抗血小板治疗双 6 个月(MATRIX)多中心注册研究评估了使用 Janus Flex 支架进行 2 或 6 个月双联抗血小板治疗(DAT)后 12 个月随访时的安全性和疗效。
目前尚无每日临床实践中使用无聚合物、他克莫司洗脱的冠状动脉支架 Janus Flex 支架(Carbostent 和可植入装置-CID,意大利萨卢贾)后进行短期 DAT 的相关数据。
前瞻性纳入了 12 家高容量手术中心的患者。支架置入后,4 个部位规定 DAT 时间为 2 个月,8 个部位 DAT 时间为 6 个月。在整个人群中以及在 2 个月和 6 个月 DAT 组中,分别评估了 12 个月时的主要不良心脏事件(MACE)和支架血栓形成(ST)发生率。MACE 包括心脏死亡、心肌梗死(MI)和靶病变血运重建(TLR)。

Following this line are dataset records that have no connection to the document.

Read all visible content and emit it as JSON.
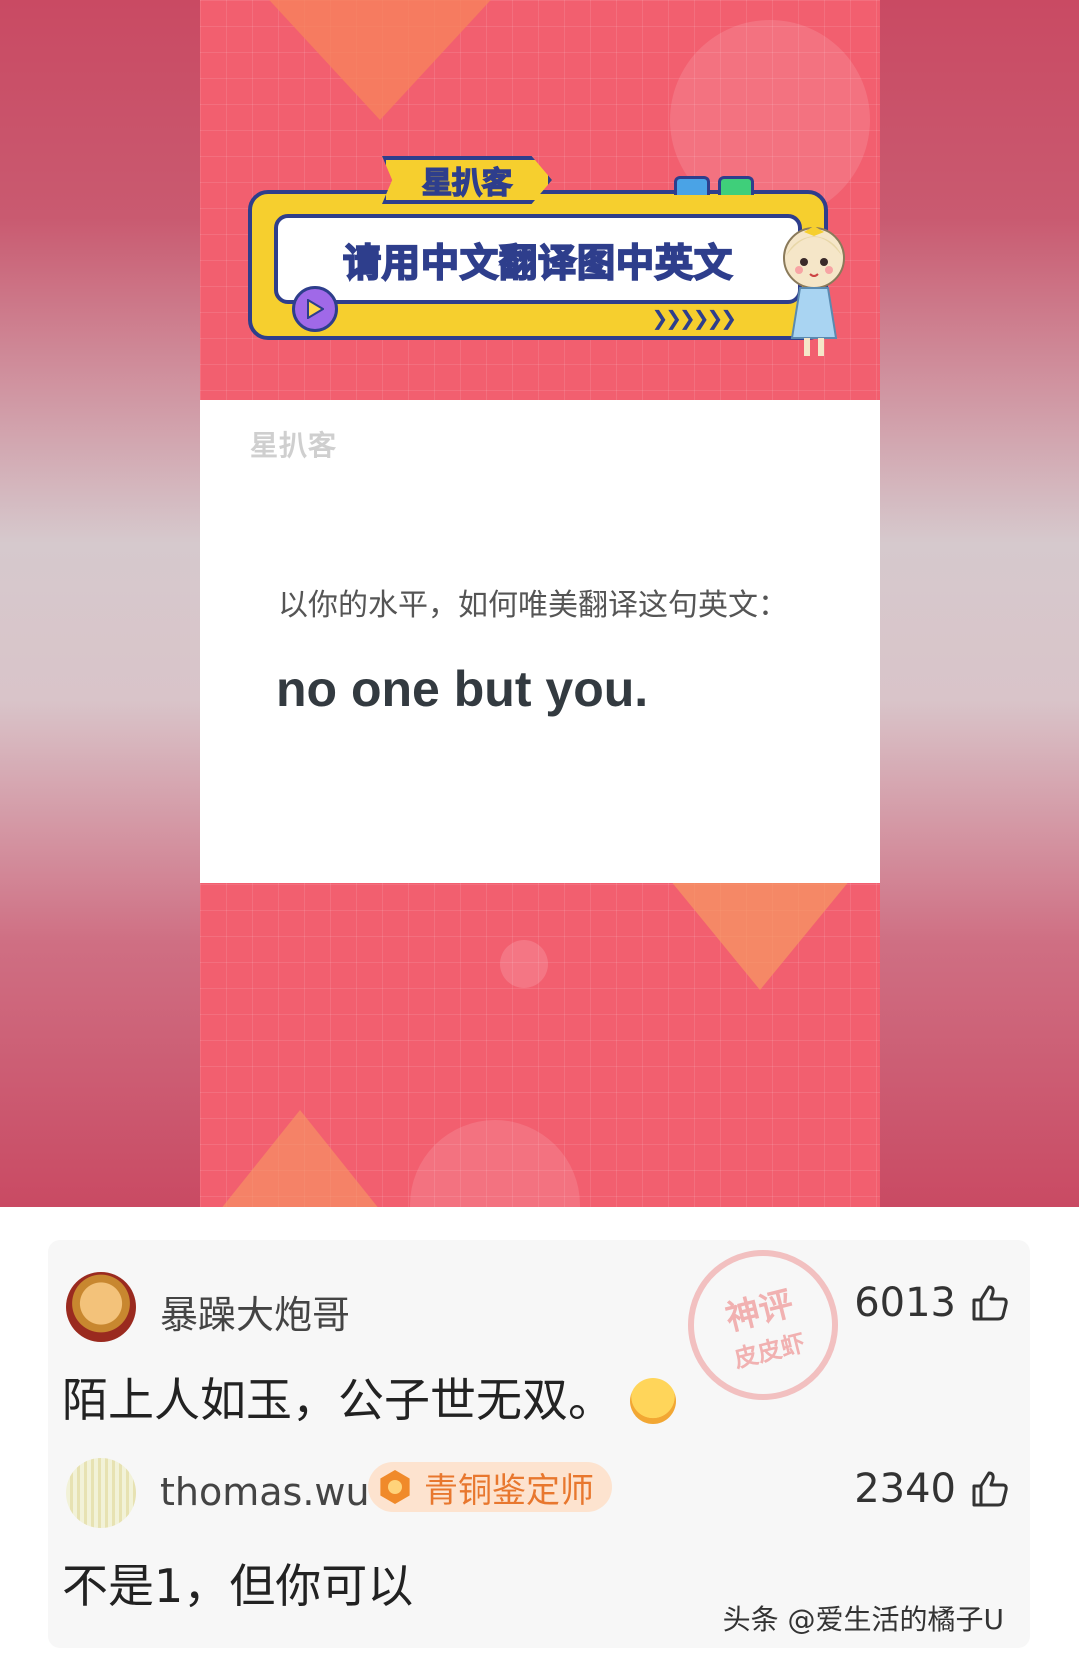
{
  "poster": {
    "tag_logo": "星扒客",
    "title": "请用中文翻译图中英文",
    "card_logo": "星扒客",
    "question": "以你的水平，如何唯美翻译这句英文：",
    "english_text": "no one but you."
  },
  "comments": [
    {
      "username": "暴躁大炮哥",
      "likes": "6013",
      "text": "陌上人如玉，公子世无双。",
      "stamp_top": "神评",
      "stamp_bottom": "皮皮虾"
    },
    {
      "username": "thomas.wu",
      "badge": "青铜鉴定师",
      "likes": "2340",
      "text": "不是1，但你可以"
    }
  ],
  "watermark": "头条 @爱生活的橘子U",
  "colors": {
    "poster_bg": "#f25f6f",
    "banner_yellow": "#f6cf2e",
    "banner_navy": "#2e3e8c",
    "badge_orange": "#e8772e"
  },
  "icons": [
    "play-icon",
    "thumb-up-icon",
    "badge-icon",
    "emoji-icon"
  ]
}
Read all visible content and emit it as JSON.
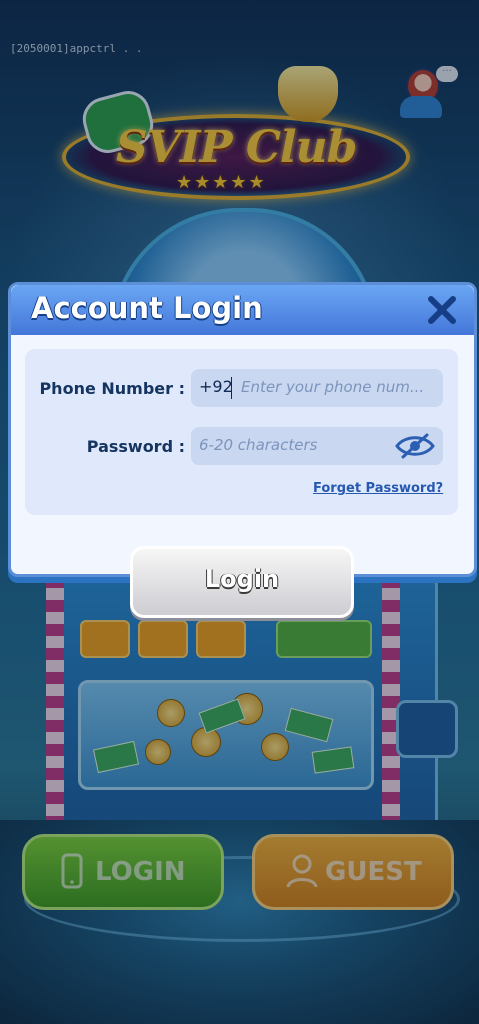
{
  "debug_label": "[2050001]appctrl . .",
  "logo": {
    "text": "SVIP Club",
    "stars": "★★★★★"
  },
  "dialog": {
    "title": "Account Login",
    "phone_label": "Phone Number :",
    "phone_prefix": "+92",
    "phone_placeholder": "Enter your phone num...",
    "password_label": "Password :",
    "password_placeholder": "6-20 characters",
    "forget_link": "Forget Password?",
    "login_button": "Login"
  },
  "bottom_buttons": {
    "login_label": "LOGIN",
    "guest_label": "GUEST"
  }
}
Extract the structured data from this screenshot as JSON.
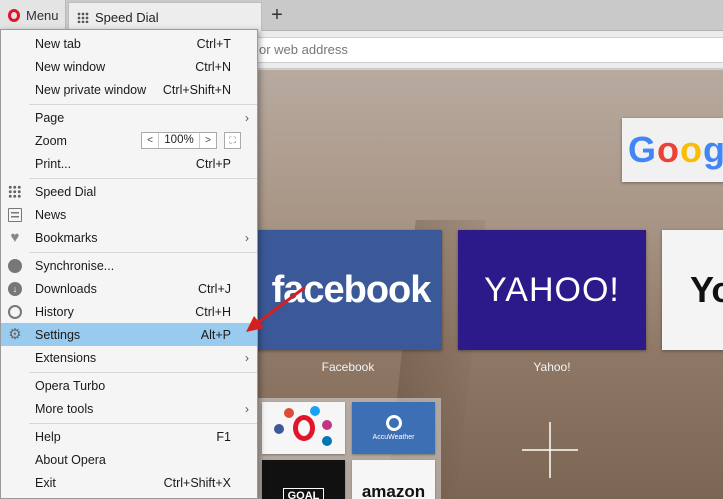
{
  "tabbar": {
    "menu_label": "Menu",
    "tab_title": "Speed Dial",
    "new_tab_symbol": "+"
  },
  "address_bar": {
    "text": "or web address"
  },
  "speed_dial": {
    "tiles": [
      {
        "name": "google",
        "logo": "Goog"
      },
      {
        "name": "facebook",
        "logo": "facebook",
        "label": "Facebook"
      },
      {
        "name": "yahoo",
        "logo": "YAHOO!",
        "label": "Yahoo!"
      },
      {
        "name": "partial",
        "logo": "Yo"
      }
    ],
    "folder": {
      "accu_text": "AccuWeather",
      "goal_text": "GOAL",
      "amazon_text": "amazon"
    },
    "add_symbol": "+"
  },
  "menu": {
    "items": [
      {
        "label": "New tab",
        "shortcut": "Ctrl+T"
      },
      {
        "label": "New window",
        "shortcut": "Ctrl+N"
      },
      {
        "label": "New private window",
        "shortcut": "Ctrl+Shift+N"
      },
      {
        "label": "Page",
        "shortcut": "",
        "submenu": true
      },
      {
        "label": "Zoom",
        "shortcut": ""
      },
      {
        "label": "Print...",
        "shortcut": "Ctrl+P"
      },
      {
        "label": "Speed Dial",
        "shortcut": "",
        "icon": "grid-icon"
      },
      {
        "label": "News",
        "shortcut": "",
        "icon": "news-icon"
      },
      {
        "label": "Bookmarks",
        "shortcut": "",
        "icon": "heart-icon",
        "submenu": true
      },
      {
        "label": "Synchronise...",
        "shortcut": "",
        "icon": "account-icon"
      },
      {
        "label": "Downloads",
        "shortcut": "Ctrl+J",
        "icon": "download-icon"
      },
      {
        "label": "History",
        "shortcut": "Ctrl+H",
        "icon": "clock-icon"
      },
      {
        "label": "Settings",
        "shortcut": "Alt+P",
        "icon": "gear-icon",
        "highlighted": true
      },
      {
        "label": "Extensions",
        "shortcut": "",
        "submenu": true
      },
      {
        "label": "Opera Turbo",
        "shortcut": ""
      },
      {
        "label": "More tools",
        "shortcut": "",
        "submenu": true
      },
      {
        "label": "Help",
        "shortcut": "F1"
      },
      {
        "label": "About Opera",
        "shortcut": ""
      },
      {
        "label": "Exit",
        "shortcut": "Ctrl+Shift+X"
      }
    ],
    "zoom": {
      "value": "100%",
      "decrease": "<",
      "increase": ">",
      "fullscreen": "⛶"
    },
    "submenu_arrow": "›"
  },
  "colors": {
    "highlight": "#99cbef",
    "opera_red": "#e0152a",
    "annotation_arrow": "#d42020"
  }
}
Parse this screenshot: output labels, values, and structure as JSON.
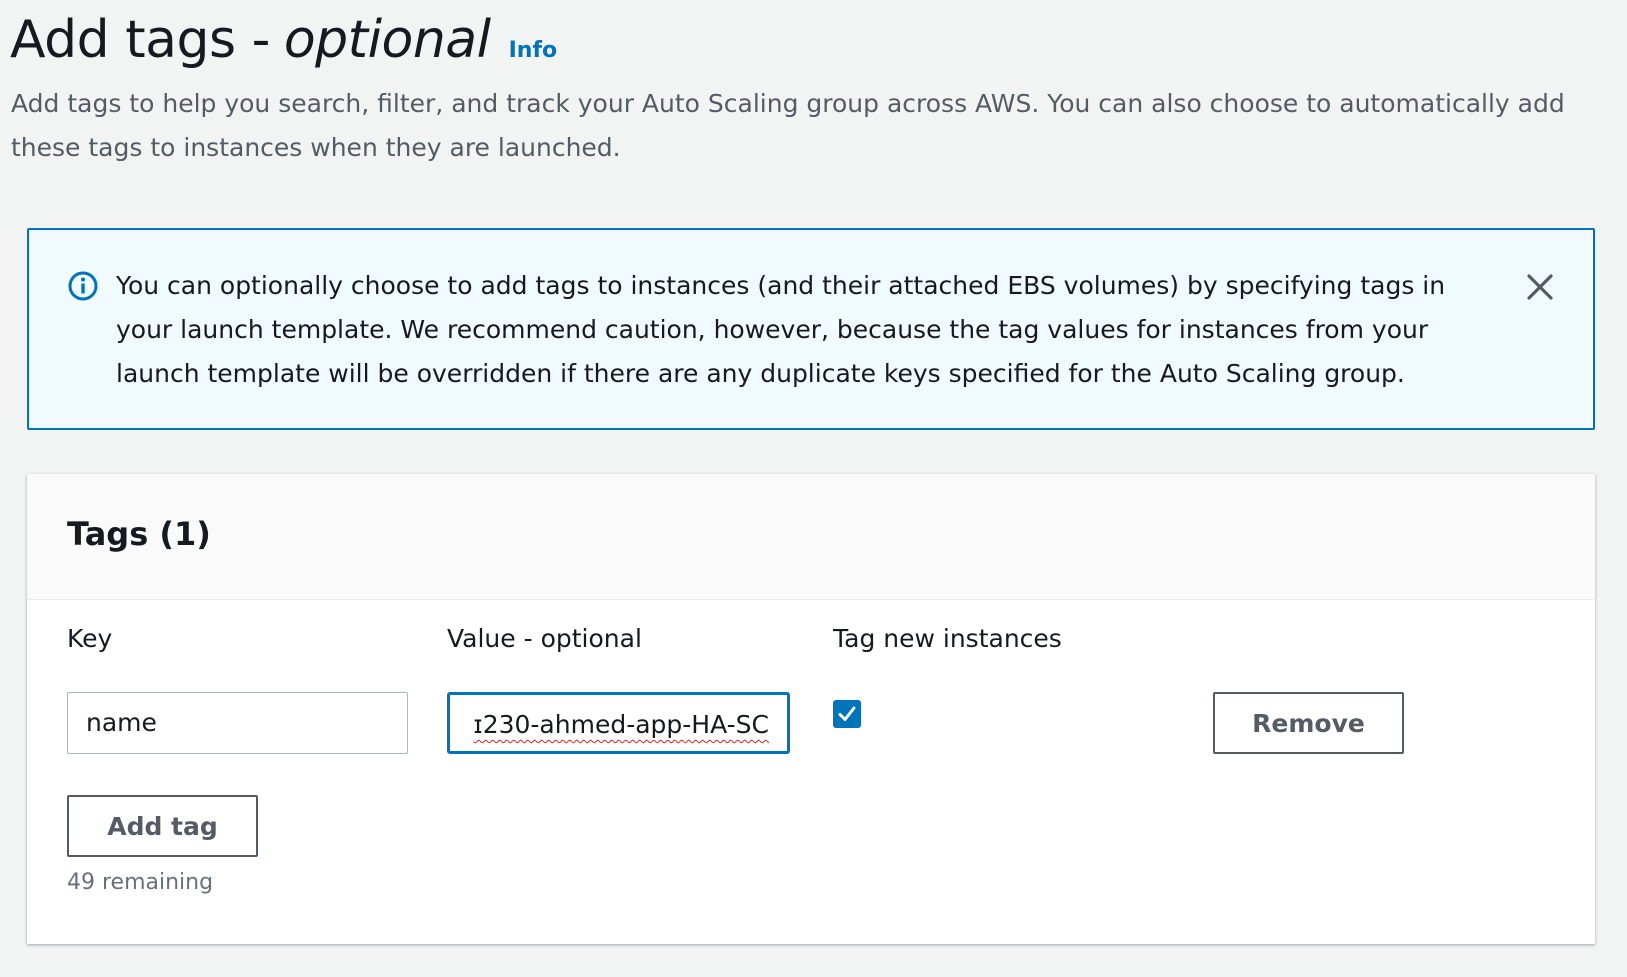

2007 年 3 月至 2008 年 6 月,共纳入 572 例患者(平均年龄 64.91 ± 11 岁,77.45%为男性)。支架置入成功后,12 个月时的 MACE 发生率为 12.74%(心脏死亡 0.98%;MI 3.13%;TLR 8.62%),Janus Flex 的安全性良好,仅发生了 2 例(0.39%)ST。经潜在混杂因素校正后,2 个月和 6 个月 DAT 组在 12 个月时的随访中无显著差异(MACE-8.99%与 12.47%,P=0.16;心脏死亡-0.54%与 1.14%,P=0.52;MI-2.38%与 2.71%,P=0.83;TLR-5.66%与 10.60%,P=0.20;ST-0%与 0.55%,P=0.99)。多变量分析显示,DAT 持续时间不是不良事件的独立危险因素(调整后的 HR 0.47,95%置信区间 0.16-1.35,P=0.16)。
Janus Flex 冠状动脉支架置入后短期 DAT 是安全可行的,2 个月和 6 个月 DAT 组之间无差异。需要进行随机试验来证实这些令人鼓舞的数据。